Vishnu’s enthusiasm for debate began in middle school and has grown ever since. Although he loves to argue, question and analyze, Vishnu debates more to teach and understand different perspectives than solely to argue the topic.
“My goal is … to make an agreement based on a topic, and that’s my thing which is sort of like teaching. Debating is sort of that inner teaching coming out,” Vishnu said.
One reason debating is naturally enjoyable to Vishnu is because of his open mindset. Vishnu credits his parents for his way of thinking, as it has grown into an essential part of his character.
“[My parents] really stressed to me that it is important to take all people’s views into account. It’s that sort of thing where they listen to me, and they appreciate what I have to say, and I appreciate them listening,” Vishnu said.
Outside of debate, Vishnu has many passions and hobbies that he actively participates in. He is especially dedicated to discussing world economic policies and understanding the analytics of business.

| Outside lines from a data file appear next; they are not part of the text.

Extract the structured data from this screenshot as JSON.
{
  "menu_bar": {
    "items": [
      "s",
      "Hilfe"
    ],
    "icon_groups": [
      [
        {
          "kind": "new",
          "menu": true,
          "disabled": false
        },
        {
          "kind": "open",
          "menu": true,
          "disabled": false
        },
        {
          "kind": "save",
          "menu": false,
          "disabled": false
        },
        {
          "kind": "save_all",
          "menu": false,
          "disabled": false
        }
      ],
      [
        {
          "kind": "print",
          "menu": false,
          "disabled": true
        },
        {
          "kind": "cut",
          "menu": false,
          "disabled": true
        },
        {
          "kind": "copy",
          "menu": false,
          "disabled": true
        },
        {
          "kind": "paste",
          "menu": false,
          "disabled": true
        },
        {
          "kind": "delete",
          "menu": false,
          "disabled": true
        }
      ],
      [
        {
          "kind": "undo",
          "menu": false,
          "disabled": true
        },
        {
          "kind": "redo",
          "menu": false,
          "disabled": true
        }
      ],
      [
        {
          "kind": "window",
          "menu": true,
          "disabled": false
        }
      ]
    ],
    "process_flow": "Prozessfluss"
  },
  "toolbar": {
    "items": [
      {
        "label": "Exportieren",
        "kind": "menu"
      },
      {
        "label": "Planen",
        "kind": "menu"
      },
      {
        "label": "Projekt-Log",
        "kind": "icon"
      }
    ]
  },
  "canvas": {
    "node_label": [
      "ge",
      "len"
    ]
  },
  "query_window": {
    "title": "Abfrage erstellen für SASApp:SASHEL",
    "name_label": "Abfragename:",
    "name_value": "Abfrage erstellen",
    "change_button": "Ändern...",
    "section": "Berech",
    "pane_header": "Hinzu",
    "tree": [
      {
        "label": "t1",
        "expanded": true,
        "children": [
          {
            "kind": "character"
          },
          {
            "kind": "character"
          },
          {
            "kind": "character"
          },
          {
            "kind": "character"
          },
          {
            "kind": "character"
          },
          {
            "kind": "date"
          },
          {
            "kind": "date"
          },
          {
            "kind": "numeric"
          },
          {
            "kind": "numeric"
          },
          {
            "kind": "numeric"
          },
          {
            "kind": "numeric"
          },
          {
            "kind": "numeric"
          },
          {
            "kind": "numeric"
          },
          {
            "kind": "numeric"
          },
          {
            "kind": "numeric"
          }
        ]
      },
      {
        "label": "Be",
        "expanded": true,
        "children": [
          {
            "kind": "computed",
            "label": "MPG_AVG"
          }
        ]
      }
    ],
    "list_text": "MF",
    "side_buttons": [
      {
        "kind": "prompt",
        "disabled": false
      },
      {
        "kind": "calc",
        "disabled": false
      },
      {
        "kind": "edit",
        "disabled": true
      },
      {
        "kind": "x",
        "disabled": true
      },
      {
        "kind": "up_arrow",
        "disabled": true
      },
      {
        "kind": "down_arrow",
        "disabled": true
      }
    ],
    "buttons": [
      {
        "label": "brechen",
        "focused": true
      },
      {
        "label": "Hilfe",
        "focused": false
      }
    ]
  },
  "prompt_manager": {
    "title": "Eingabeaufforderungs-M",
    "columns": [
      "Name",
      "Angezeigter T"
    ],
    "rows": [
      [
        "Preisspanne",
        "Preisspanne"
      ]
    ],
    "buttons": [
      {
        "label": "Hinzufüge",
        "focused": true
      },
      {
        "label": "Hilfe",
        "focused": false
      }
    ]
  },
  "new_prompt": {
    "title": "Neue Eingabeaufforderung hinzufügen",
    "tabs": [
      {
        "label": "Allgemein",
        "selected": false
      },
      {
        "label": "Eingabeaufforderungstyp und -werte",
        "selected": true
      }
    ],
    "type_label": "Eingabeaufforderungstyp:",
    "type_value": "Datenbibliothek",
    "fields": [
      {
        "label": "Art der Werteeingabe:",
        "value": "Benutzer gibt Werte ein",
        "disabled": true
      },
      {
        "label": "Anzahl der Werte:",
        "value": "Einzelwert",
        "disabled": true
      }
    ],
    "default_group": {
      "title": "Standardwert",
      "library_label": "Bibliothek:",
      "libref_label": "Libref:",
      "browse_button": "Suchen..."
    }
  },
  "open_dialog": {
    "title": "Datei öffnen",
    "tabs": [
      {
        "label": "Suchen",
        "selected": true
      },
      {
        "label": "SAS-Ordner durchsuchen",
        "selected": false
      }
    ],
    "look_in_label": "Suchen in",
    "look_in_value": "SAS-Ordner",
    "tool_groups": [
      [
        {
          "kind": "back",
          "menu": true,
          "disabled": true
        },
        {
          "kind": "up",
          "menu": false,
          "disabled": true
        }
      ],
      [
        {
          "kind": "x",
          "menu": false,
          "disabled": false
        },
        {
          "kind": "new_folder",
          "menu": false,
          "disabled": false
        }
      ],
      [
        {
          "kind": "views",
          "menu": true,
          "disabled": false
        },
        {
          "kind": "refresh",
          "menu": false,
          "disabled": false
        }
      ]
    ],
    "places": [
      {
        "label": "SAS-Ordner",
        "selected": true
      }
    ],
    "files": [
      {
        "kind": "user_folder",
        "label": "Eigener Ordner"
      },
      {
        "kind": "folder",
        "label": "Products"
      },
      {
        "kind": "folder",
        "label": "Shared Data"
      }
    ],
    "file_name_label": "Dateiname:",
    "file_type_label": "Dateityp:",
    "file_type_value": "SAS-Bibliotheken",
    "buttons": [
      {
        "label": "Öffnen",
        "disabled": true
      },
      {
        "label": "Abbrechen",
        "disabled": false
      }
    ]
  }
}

Vishnu founded the business analysis club at Harker and his own economics podcast called Real Economics at Harker to discuss policies without having to follow a particular argument structure and stick to one set of topics. The podcast further allows him to understand points of view that could be radically different than his.
Vishnu came up with the idea for the podcast during a trip to Chicago after realizing how much fun he had during a discussion about economic policies over a chess match with his friends.
“I was like this is really what I should do … After that, I came back and pulled together some of my friends and said let’s start a[n] [economics] podcast,” Vishnu said.
Although abstract discussions are something he enjoys, Vishnu wanted to find a practical outlet for his business and policy skills. For Vishnu, game theory presented the perfect opportunity, as it allowed him to use his discussion skills to solve real-world issues.
“He brings up things from game theory in game theory, and you can tell how much passion he has for economics [and game theory],” said friend Elaine Zhai (11).
Game theory has opened Vishnu’s eyes to the world, especially in showing him the interconnectedness of his decisions.
“[Game theory] showed me how there’s so many consequences of doing some action. For example, moral hazard and the concept of people offloading their risk,” Vishnu said. “It’s so interesting to me how all these different people can be interconnected in their decisions. And I just think it’s allowed me to think about my decisions better.”
While Vishnu loves to debate and learn about business and policy, he enjoys letting loose by pursuing his passion for tennis. Tennis resonates with Vishnu, as it provides him with both individual and team aspects. Vishnu finds tennis to be a great way to communicate and build relationships with his peers while playing the game he loves.
“Tennis is a big part of my life,” Vishnu said. “That’s how I cultivated my love for teaching [economics] … I just really wanted to teach everything because I saw how interesting and fun it could be.”
Vishnu’s friends and peers enjoy discussing topics with him and admire the trust, reliability and fun that he brings to their friendship.
“I like friends who I can always trust, who are reliable friends, and [Vishnu] definitely fits that description,” friend Nakul Bajaj (12) said. “For him and I, a big topic is speaking about political issues. Among those topics, I like the stuff we talk about because he is able to explain his perspective very well and be upfront about it, and I think that is very mutually beneficial.”
Upper school mathematics department chair Anthony Silk shares a similar view about Vishnu’s personality and contribution to his class, both in terms of his academics and interactions with his peers.
“He’s always happy. He is cheerful, he is fun and funny and just has a great attitude all the time. You know he is easy going, he is interested, he is enthusiastic and he loves just delving into stuff,” Silk said.